There is not much else that can be done to further solve for $\psi_1(x)$ and $\psi_2(x)$ since $A$ can not be found by normalizing the wave function. Yet, it is still possible to calculate the reflection and transmission coefficients, $R$ and $T$ respectively, with what is there. $R$ and $T$ are defined as:

\begin{align}
R & = -\frac{j_r}{j_i} \\
T & = \frac{j_t}{j_i}
\end{align}

where $j_i$, $j_r$, and $j_t$ are the incident, reflected, and transmitted probability currents respectively. At this point, it is helpful to rewrite our wave function as $\psi_i(x)$, $\psi_r(x)$, and $\psi_t(x)$ - its incident, reflected, and transmitted components respectively.

\begin{align}
\psi_i(x) & = Ae^{ik_1x} \\
\psi_r(x) & = \frac{k_1 - k_2}{k_1 + k_2}Ae^{-ik_1x} \\
\psi_t(x) & = \frac{2k_1}{k_1 + k_2}Ae^{ik_2x}
\end{align}
\begin{align}
R & = -\frac{\psi_r(x) \frac{d}{d x} {\psi_r}^*(x) - {\psi_r}^*(x) \frac{d}{d x} \psi_r(x)}{\psi_i(x) \frac{d}{d x} {\psi_i}^*(x) - {\psi_i}^*(x) \frac{d}{d x} \psi_i(x)} \\
T & = \frac{\psi_t(x) \frac{d}{d x} {\psi_t}^*(x) - {\psi_t}^*(x) \frac{d}{d x} \psi_t(x)}{\psi_i(x) \frac{d}{d x} {\psi_i}^*(x) - {\psi_i}^*(x) \frac{d}{d x} \psi_i(x)}
\end{align}
\begin{align}
R & = \left(\frac{k_1 - k_2}{k_1 + k_2}\right)^2 \\
T & = \frac{4k_1k_2}{(k_1 + k_2)^2}
\end{align}

Interestingly contrary to classical mechanics, quantum mechanics suggests that the particle may actually be reflected by the potential step, despite having a total energy of equal or greater value than $V_0$.

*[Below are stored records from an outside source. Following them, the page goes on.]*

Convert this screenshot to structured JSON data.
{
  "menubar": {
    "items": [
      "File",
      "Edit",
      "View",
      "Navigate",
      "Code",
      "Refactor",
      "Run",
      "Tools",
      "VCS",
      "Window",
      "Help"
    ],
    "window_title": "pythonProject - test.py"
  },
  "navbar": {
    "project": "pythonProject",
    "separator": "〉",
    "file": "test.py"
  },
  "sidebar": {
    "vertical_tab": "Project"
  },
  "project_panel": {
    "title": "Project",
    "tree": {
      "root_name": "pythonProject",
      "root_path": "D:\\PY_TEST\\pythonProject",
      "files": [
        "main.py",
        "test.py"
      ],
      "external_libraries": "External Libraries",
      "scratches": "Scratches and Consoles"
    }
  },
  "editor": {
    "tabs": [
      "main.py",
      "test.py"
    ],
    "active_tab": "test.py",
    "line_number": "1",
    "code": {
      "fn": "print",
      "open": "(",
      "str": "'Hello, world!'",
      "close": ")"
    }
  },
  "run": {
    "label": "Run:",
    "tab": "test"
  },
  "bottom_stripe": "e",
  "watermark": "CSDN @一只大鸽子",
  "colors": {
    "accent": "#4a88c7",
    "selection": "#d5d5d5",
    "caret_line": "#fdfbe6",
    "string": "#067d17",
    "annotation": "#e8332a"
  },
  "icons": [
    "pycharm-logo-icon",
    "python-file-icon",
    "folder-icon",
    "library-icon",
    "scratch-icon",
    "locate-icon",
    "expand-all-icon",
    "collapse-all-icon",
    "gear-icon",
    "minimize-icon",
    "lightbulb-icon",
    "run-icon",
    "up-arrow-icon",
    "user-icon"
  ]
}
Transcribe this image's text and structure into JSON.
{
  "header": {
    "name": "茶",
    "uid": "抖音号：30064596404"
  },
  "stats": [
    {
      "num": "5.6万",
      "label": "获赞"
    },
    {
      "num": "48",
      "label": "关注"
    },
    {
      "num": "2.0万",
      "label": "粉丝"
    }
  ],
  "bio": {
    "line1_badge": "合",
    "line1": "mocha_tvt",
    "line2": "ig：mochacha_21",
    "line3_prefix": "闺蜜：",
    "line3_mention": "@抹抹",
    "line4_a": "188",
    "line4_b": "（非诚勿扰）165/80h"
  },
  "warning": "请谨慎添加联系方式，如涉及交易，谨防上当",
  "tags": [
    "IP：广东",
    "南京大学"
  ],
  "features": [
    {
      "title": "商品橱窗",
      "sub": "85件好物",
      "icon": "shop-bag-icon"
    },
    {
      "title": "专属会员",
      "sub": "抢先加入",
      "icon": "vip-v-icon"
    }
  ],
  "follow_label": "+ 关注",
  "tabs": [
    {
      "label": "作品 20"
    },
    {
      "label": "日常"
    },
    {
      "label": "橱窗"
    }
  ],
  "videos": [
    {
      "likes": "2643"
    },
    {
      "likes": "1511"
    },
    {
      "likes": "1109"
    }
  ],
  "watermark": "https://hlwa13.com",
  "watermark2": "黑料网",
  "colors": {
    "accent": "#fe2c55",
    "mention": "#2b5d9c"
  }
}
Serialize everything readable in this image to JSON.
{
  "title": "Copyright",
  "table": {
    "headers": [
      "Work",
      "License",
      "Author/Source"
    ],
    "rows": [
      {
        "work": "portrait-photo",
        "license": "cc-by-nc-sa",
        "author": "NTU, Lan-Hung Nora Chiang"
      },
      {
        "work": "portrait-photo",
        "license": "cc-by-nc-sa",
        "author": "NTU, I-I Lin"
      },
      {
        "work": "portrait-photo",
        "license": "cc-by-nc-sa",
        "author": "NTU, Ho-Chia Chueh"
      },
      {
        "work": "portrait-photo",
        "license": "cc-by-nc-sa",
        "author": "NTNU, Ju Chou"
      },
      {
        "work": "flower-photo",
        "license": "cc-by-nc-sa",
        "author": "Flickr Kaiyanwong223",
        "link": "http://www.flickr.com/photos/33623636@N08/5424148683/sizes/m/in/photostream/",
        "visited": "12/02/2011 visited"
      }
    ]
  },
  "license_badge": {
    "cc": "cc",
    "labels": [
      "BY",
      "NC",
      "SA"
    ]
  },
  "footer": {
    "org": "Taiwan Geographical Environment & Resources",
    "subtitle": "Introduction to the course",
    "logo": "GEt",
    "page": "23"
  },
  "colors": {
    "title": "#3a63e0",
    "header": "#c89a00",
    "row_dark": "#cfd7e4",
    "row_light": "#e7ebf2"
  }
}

If There Is Insufficient Energy

For $E < V_0$, equations $(6)$ and $(7)$ must be solved to find $\psi_1(x)$ and $\psi_2(x)$. To do this, follow the methodology employed in the previous section, "If There Is Sufficient Energy". The solutions of equations $(6)$ and $(7)$ are identical to those of $(4)$ and $(5)$ respectively save for the use of $i\kappa$ in the place of $k_2$.

\begin{align}
\psi_1(x) & = Ae^{ik_1x} + Be^{-ik_1x} \\
\psi_2(x) & = Ce^{-\kappa x}
\end{align}

Applying the same boundary conditions as in the previous section, it can also be found that:

\begin{align}
B &= \frac{ik_1 + \kappa}{ik_1 - \kappa}A \\
C &= \frac{2ik_1}{ik_1 - \kappa}A
\end{align}
\begin{align}
\psi_1(x) & = Ae^{ik_1x} + \frac{ik_1 + \kappa}{ik_1 - \kappa}Ae^{-ik_1x} \\
\psi_2(x) & = \frac{2ik_1}{ik_1 - \kappa}Ae^{-\kappa x}
\end{align}

The wave function, written in terms of its incident, reflected, and transmitted components, is then:

\begin{align}
\psi_i(x) & = Ae^{ik_1x} \\
\psi_r(x) & = \frac{ik_1 + \kappa}{ik_1 - \kappa}Ae^{-ik_1x} \\
\psi_t(x) & = \frac{2ik_1}{ik_1 - \kappa}Ae^{-\kappa x}
\end{align}

Using the same method as in the previous section, the reflection and transmission coefficients can be derived to be:

\begin{align}
R & = 1 \\
T & = 0
\end{align}

This result is consistent with classical predictions, but does it guarantee that there is zero probability the particle will penetrate the potential step? After all, $\psi_t(x)$, though not a wave, does exist for $x > 0$. To see whether or not it is possible that the particle may have gone beyond $x=0$, the transmitted probability density, $\rho_t(x)$, of the particle must be found.

\begin{equation}
\rho_t(x) = |\psi_t(x)|^2
\end{equation}
\begin{equation}
\rho_t(x) = \frac{4{k_1}^2}{{k_1}^2 + \kappa^2}|A|^2e^{-2\kappa x}
\end{equation}

Although the probability density of the particle for $x > 0$ decays rapidly after $x=0$, being nevertheless non-zero means that the particle has a non-zero probability of tunneling into the potential step, despite having a total energy less than $V_0$. This phenomenon of tunneling marks a major difference between quantum and classical mechanics.